Esthétiquement, le film est magnifique. Jet Li donne de l’épaisseur
au personnage par une grande présence que certains détracteurs
tentent encore vainement de contredire. Dans ce film, il est
excellent, et bien lui aurait pris de continuer de continuer dans
cette voie au lieu de prendre certains virages plus que douteux. Once
Upon A Time In China
(OUATIC) est la quintessence d’un genre, son
approche est tout à la fois auteurisante et dédié au genre dans
le plus noble sens du terme. Une grande bouffée d’oxygène, un
délice à consommer sans modération.
Mon
ami Ching Siu-Tung
Les virages à 180° sont l’apanage de ce fou génial. Un
exemple, son œuvre suivante est un film d’auteur qu’il confie
à l’un de ses anciens camarades de la Nouvelle Vague, Yim Ho.
Le film, King Of Chess, porte
sur un événement historique important de la Chine, il s’agit
de La Longue Marche. Traité sur un ton volontairement
anticommuniste, le résultat déplaît fortement à Tsui Hark. Il
vire purement et simplement le réalisateur pour mettre lui-même
en scène la fin du projet. Sa réputation n’est plus à faire,
Tsui Hark est un génie, mais comme tout génie, il a parfois
tendance à la controverse. Il est capable de péter les plombs un
peu trop facilement, ses rapports avec les autres se compliquent.
En
tout cas, s’il est un homme avec qui le ton passe toujours,
c’est bien Ching Siu-Tung, peut-être que ce dernier accepte
plus facilement de faire des concessions aux changements d’idées
perpétuels de son mentor ?
Leur
collaboration reprend avec la signature d’un troisième volet
aux extraordinaires Histoires
De Fantômes Chinois. Cette fois Tony Leung Chiu-wai remplace
Leslie Cheung dans un rôle de moinillon complètement hilarant.
Une nouvelle fois, le film est une véritable démonstration esthétisante
d’où point un certain saphisme. La poésie est au rendez-vous
de cette sorte de remake du premier épisode, qui sans atteindre
les sommets de son prédécesseur demeure comme souvent chez Ching
Siu-tung, un spectacle haut en couleurs. L’érotisme sous-jacent
est plus que jamais présent dans ce nouvel opus.
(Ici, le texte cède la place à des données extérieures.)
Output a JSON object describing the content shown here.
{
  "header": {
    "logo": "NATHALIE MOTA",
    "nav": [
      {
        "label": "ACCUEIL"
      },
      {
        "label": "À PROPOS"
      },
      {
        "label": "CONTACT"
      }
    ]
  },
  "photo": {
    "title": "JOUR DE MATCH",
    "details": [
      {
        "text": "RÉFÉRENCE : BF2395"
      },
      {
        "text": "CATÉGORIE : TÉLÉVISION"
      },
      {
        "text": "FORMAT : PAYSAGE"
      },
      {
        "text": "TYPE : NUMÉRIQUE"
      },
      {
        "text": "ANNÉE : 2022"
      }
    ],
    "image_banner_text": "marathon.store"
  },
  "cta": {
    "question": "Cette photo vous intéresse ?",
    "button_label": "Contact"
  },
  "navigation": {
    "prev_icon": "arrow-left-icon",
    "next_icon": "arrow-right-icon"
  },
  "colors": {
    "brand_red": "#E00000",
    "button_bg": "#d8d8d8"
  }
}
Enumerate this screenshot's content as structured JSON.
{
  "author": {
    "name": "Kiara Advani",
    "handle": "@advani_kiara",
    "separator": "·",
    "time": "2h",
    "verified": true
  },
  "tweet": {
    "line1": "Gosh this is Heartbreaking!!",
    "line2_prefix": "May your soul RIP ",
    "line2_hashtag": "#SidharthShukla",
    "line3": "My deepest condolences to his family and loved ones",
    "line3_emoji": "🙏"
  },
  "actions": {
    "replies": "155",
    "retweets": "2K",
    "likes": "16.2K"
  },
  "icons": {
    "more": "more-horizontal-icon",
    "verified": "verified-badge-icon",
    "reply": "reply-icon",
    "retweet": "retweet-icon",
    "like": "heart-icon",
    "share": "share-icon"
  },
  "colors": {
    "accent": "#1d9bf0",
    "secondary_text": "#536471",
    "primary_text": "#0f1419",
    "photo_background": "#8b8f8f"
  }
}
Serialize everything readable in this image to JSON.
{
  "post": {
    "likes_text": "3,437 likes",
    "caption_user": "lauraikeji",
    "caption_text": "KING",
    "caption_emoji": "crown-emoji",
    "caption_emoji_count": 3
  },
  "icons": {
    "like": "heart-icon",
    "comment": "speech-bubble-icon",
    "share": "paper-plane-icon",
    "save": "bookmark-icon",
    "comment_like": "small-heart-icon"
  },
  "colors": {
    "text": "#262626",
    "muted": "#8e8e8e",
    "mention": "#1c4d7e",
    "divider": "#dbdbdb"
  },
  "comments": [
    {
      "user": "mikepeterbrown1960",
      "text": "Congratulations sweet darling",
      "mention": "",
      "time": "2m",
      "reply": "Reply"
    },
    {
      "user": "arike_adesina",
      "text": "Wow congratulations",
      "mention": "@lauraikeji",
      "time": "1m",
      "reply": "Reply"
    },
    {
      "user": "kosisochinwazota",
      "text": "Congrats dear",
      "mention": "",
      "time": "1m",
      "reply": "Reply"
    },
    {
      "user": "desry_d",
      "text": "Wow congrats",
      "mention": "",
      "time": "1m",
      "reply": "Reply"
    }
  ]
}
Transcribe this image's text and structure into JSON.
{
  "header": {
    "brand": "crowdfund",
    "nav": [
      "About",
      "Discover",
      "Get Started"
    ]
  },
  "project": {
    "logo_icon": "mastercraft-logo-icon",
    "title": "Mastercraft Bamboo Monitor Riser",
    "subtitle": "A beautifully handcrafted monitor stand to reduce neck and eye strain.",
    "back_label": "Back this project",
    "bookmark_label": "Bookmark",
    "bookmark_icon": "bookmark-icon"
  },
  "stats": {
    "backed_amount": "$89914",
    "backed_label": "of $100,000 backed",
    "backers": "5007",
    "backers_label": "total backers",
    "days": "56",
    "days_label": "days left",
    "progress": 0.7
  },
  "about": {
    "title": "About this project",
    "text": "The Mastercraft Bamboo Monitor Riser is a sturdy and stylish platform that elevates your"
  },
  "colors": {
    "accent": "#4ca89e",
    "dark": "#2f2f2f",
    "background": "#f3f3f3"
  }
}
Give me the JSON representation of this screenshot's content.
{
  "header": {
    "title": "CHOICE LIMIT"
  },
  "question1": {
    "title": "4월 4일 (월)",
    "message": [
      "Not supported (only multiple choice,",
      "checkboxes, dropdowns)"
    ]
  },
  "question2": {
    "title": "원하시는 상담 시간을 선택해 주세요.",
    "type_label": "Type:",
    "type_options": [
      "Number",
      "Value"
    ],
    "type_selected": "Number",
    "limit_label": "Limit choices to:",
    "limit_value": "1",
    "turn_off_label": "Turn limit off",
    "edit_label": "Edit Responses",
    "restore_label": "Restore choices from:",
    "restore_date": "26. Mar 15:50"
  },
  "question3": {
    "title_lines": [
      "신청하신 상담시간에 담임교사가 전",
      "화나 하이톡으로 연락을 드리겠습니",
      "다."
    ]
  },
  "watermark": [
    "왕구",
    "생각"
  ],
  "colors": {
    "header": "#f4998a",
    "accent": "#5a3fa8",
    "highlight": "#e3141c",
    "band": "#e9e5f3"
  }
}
Un érotisme
soft pas réellement démonstratif, mais réellement présent.
Avant
de se retrouver pour une suite au Swordsman
« de » King Hu, les deux hommes se sépareront le
temps que Tsui Hark participe à la co-réalisation d’une comédie
The Banquet. Tournée à
la va vite afin de collecter des fonds pour les victimes des
inondations en Chine, cette comédie souffre d’une inconstance
et est trop tiraillée pour tenir la route.
Après
cette parenthèse dont les bonnes intentions dépassent les prétentions,
l’homme à la barbichette laisse libre court à Ching Siu-tung
pour mettre en scène un Swordsman
2 auquel il ne manquera pas d’apporter sa pierre à l’édifice.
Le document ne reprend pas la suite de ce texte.